Les hommes qui n'aimaient pas les femmes

C’est aujourd’hui de monnaie courante de savoir que le suédois Stieg Larsson a rencontré un franc succès dans sa jeune carrière d’écrivain grâce à Millenium et ce, après son infarctus mortel le terrassant dans sa 41ème année (certains y verront peut-être un lien). A noter qu’il ne comptait pas s’arrêter en si bon chemin puisqu’aurait prévu une dizaine de tomes à la base ! Ses proches affirment que les ¾ du quatrième opus ont été rédigés (mais le manuscrit aurait disparu) et que les synopsis des 3 suivants auraient fait preuve d’une première ébauche. Stieg Larsson engagé dans le métier du journalisme a toujours eu une attitude proactive dans la lutte contre le fascisme et le racisme. Et excepté les Millenium, Stieg n’a écrit que des ouvrages engagés, politiques et critiques.

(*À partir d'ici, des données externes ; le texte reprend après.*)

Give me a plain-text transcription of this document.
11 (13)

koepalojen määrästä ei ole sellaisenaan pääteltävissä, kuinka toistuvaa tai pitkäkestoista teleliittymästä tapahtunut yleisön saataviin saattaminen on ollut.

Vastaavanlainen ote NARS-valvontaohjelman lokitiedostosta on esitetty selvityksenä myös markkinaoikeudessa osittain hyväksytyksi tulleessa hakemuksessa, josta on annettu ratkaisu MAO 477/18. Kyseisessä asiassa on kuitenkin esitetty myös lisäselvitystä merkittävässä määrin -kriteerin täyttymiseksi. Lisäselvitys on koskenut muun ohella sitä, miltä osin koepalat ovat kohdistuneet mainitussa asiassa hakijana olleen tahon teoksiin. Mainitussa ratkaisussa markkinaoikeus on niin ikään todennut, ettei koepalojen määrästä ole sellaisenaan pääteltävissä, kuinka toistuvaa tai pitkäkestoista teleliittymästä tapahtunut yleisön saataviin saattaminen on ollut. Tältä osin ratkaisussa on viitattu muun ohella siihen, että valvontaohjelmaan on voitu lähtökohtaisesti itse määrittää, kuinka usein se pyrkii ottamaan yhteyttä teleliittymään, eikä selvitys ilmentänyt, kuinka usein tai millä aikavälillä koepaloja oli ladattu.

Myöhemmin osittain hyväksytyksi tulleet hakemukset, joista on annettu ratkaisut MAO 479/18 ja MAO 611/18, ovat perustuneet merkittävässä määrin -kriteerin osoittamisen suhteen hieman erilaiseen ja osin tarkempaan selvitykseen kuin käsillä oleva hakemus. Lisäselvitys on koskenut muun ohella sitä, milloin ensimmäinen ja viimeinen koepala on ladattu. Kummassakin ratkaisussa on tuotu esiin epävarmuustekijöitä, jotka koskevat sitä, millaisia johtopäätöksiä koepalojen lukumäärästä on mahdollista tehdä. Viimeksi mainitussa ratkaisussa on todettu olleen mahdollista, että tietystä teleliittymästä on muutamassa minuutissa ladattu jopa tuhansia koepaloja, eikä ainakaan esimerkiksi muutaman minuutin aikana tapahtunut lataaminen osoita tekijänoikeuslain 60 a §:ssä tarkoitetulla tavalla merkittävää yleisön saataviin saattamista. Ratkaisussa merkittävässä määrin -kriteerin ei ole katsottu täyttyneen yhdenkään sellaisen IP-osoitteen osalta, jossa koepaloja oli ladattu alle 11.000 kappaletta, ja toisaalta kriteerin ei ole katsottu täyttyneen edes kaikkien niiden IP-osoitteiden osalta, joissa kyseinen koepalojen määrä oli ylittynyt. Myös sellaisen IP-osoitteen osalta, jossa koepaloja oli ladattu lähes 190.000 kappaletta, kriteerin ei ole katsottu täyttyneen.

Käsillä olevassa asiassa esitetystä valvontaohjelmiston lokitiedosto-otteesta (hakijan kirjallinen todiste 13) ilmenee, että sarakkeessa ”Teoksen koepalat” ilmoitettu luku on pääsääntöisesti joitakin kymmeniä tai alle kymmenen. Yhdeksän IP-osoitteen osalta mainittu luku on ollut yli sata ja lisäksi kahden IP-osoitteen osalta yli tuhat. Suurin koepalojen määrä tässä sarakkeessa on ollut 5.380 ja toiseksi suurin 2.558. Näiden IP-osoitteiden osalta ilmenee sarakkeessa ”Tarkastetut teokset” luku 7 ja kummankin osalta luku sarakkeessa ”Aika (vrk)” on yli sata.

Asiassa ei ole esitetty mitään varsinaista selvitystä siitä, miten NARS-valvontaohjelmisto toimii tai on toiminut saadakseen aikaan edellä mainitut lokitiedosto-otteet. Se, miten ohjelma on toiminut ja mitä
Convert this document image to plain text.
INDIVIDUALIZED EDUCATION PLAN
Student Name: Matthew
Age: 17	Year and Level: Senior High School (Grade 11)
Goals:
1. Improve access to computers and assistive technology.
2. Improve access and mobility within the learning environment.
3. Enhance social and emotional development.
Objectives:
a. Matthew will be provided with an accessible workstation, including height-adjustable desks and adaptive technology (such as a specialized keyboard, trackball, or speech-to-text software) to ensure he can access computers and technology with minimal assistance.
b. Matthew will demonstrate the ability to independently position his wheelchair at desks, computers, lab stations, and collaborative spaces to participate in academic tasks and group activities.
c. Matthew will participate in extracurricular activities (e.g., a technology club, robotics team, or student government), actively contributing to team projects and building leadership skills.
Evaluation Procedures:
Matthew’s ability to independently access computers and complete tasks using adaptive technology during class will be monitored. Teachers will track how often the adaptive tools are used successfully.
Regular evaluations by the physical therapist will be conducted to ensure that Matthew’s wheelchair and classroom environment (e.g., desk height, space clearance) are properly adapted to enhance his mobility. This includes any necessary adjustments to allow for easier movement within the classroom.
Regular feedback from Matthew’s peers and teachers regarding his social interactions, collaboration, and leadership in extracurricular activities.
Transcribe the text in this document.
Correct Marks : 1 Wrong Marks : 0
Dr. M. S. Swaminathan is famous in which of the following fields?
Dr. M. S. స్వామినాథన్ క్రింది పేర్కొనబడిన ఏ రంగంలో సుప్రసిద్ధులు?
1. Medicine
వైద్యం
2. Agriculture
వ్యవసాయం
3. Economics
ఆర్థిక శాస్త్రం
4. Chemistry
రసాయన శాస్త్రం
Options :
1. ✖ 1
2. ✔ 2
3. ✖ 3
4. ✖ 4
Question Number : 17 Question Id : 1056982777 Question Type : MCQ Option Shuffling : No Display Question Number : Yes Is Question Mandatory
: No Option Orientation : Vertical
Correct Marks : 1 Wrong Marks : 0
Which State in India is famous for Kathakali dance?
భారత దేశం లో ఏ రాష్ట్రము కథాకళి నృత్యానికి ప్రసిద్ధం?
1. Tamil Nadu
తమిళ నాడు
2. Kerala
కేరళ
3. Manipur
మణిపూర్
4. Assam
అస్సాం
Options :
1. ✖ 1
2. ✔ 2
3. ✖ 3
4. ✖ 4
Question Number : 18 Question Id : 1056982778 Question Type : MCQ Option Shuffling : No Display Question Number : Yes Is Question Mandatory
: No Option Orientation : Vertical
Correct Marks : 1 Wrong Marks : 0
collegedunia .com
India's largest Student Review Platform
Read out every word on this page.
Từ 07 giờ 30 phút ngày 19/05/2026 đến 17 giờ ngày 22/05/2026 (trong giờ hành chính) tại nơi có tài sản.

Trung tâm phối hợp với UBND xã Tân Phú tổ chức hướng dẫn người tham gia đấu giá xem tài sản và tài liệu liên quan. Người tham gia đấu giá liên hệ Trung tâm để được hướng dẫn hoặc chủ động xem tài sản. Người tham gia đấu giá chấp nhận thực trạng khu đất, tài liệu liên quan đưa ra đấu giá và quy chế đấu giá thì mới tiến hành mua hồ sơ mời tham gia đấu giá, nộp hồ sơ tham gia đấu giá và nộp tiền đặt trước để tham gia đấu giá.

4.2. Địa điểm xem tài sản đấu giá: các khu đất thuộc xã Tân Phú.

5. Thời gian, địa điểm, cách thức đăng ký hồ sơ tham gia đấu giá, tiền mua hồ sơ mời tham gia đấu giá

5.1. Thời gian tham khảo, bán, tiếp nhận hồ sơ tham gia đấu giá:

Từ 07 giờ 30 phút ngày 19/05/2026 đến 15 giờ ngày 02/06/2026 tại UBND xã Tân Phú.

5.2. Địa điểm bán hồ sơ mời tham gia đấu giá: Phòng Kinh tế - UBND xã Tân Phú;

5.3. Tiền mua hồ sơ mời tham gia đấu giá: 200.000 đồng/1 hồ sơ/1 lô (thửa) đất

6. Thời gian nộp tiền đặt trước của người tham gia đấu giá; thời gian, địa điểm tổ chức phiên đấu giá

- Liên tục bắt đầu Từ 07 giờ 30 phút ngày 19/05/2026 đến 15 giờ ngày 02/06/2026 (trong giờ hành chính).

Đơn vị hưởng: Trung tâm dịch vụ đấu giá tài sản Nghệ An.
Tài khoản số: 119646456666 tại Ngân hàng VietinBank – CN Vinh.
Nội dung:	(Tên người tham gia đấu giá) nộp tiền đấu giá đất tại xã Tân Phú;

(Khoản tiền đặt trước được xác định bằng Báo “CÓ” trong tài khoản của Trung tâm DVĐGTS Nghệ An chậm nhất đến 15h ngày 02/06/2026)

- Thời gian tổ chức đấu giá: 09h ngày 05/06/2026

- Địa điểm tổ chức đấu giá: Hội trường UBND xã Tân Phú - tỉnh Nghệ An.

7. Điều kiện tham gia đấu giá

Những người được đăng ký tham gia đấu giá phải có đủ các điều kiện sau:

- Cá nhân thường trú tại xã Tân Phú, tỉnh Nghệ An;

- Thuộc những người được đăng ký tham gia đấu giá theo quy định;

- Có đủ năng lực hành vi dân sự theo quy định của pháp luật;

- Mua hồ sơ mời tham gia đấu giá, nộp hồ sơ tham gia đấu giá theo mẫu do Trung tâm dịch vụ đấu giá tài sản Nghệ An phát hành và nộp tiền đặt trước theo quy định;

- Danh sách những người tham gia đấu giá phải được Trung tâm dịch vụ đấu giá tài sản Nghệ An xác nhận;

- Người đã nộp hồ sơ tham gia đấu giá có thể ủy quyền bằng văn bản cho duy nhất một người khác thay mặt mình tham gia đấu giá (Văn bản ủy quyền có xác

Le premier tome de cette trilogie ne déroute absolument pas dans sa forme puisqu’il s’inscrit dans la lignée de tout bon thriller qui se respecte : intrigue mystérieuse et son enquête a priori laborieuse sur un fond coloré d’une palette de personnages tout aussi différents qu’attachants.
Mikael Blomkvist journaliste détrôné vient de subir un échec cuisant contre le monde de l’Economie le condamnant à quitter la scène publique. Henrik Vanger octogénaire est toujours à la recherche d’élucider un mystère dramatique de famille qui l’a rongé toute sa vie. Lisbeth Salander, jeune fille sous tutelle, travaille en freelance dans l’inspection d’informations personnelles et privées pour le compte d’une société active dans la sécurité. Et un fil conducteur qui donnera sens à cet imbroglio : Harriet Vanger.
Une édition Actes Sud généreuse, un style littéraire fluide, modeste et appréciable, une double narration subjective à la troisième personne judicieuse (alternant la vision de Mikael et celle de Lisbeth) – l’utilisation du discours indirect renforçant l’implication du lecteur – et un tempo crescendo habilement construit justifient en tout état de cause le succès de ce chapitre de Millenium au titre évocateur – simplement sensé et un brin mystique – Les hommes qui n’aimaient pas les femmes. Le sens de la phrase est simple mais le pluriel conjugué au passé interpelle…
Inutile de souligner qu’au-dessus de tous ces petites qualités (rien d’exceptionnel en somme), réside en maître le personnage de cette œuvre : Lisbeth Salander. Un mythe résolument bien dessiné et magistralement redoutable sur papier : originalité, marginalité, brillance, sans détour et véritable – avec ses méthodes et ses analyses de conséquences. Tout lecteur aura avoué s’attacher et voulu s’identifier à certains de ses traits remarquables, uniques et parfois même jouissifs (quelques répliques à retenir !).
Un seul reproche au tableau assez clément : le début peine dans de laborieuses explications tarabisco-généalogiques de la famille Vanger. On finit par vomir par tous les pores cette foutue famille dans une malédiction fatale. Première partie longue et inégalement dosée (un effet peut-être intentionnel de l’écrivain tant on sent que Mikael est tout aussi écœuré que le lecteur).
Au final, un petit polar aux qualités certaines qui saura convaincre le lecteur de poursuivre l’épopée.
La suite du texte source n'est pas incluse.